Every packaging designer knows that finding the perfect balance between brand consistency
and local customization
is no easy feat. As brand identity and consumer confidence go hand in hand, it seems logical for brands to stick to one global look. However, with local markets come local challenges. Understanding consumers’ needs and expectations on a local level is vital for brands to thrive in the era of globalization – hence the need for brand packaging localization
. But where to start? This article sums up three best practices for brand packaging designers to think global yet act local.
1. There’s gold and there’s gold
Did you know even the slightest difference in color
can have a tremendous impact on sales? Chinese consumers, for instance, tend to associate gold packaging with luxury products
and premium quality. However, present a Chinese local with a gift wrapped in pale gold paper with yellow undertones and they will inevitably link it to death. It’s this type of cultural differences
that make local consumer research
prior to launching indispensable.
2. Find out (and respect) the status quo
If it ain’t broke, don’t fix it. A complete packaging design overhaul is never a good idea if consumers already recognize certain elements of the design as unique to your brand – could you
imagine your Ikea shopping bag not
being ‘Ikea blue’? Brand packaging localization is all about knowing which aspects to keep and tweaking
the rest to suit local customs and occasions.

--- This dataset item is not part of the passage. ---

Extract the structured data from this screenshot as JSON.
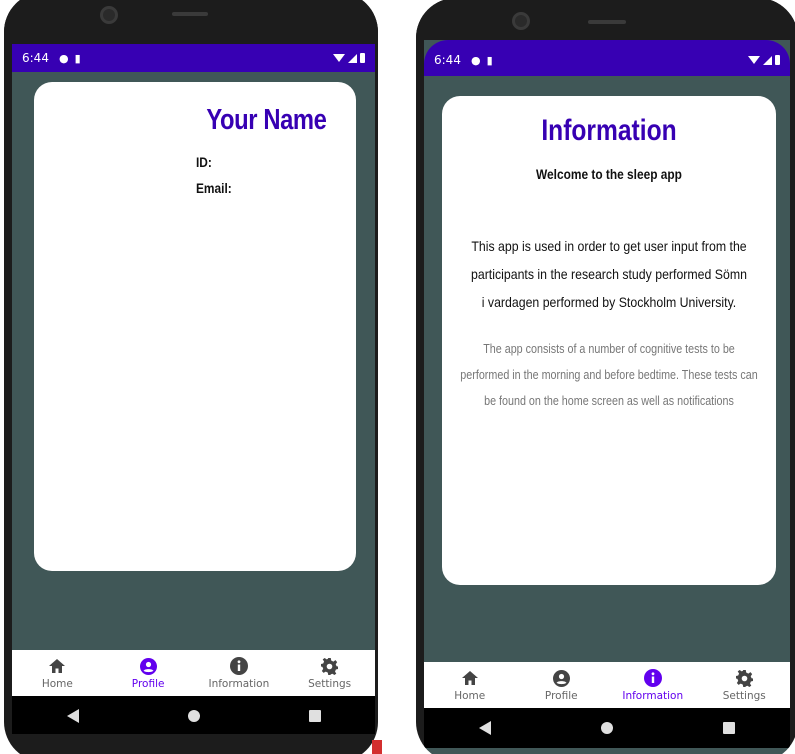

Brand packaging design ‘en français’
Toblerone chocolate bars always have a triangular shape and come in gold packaging featuring Swiss mountains. Buy a Toblerone in France around Christmas time, however, and chances are you’ll be unwrapping a Paris-themed
packaging design with Christmas graphics
thrown into the mix.
3. Sometimes smaller is better
While the US retail environment mainly consists of large supermarket chains, small and locally owned shops
are still dominant in Asian and Latin American regions. Usually tightly shelved and catering to shoppers with daily (rather than weekly) spending budgets, this type of store calls for smaller packaging formats with similarly smaller price points.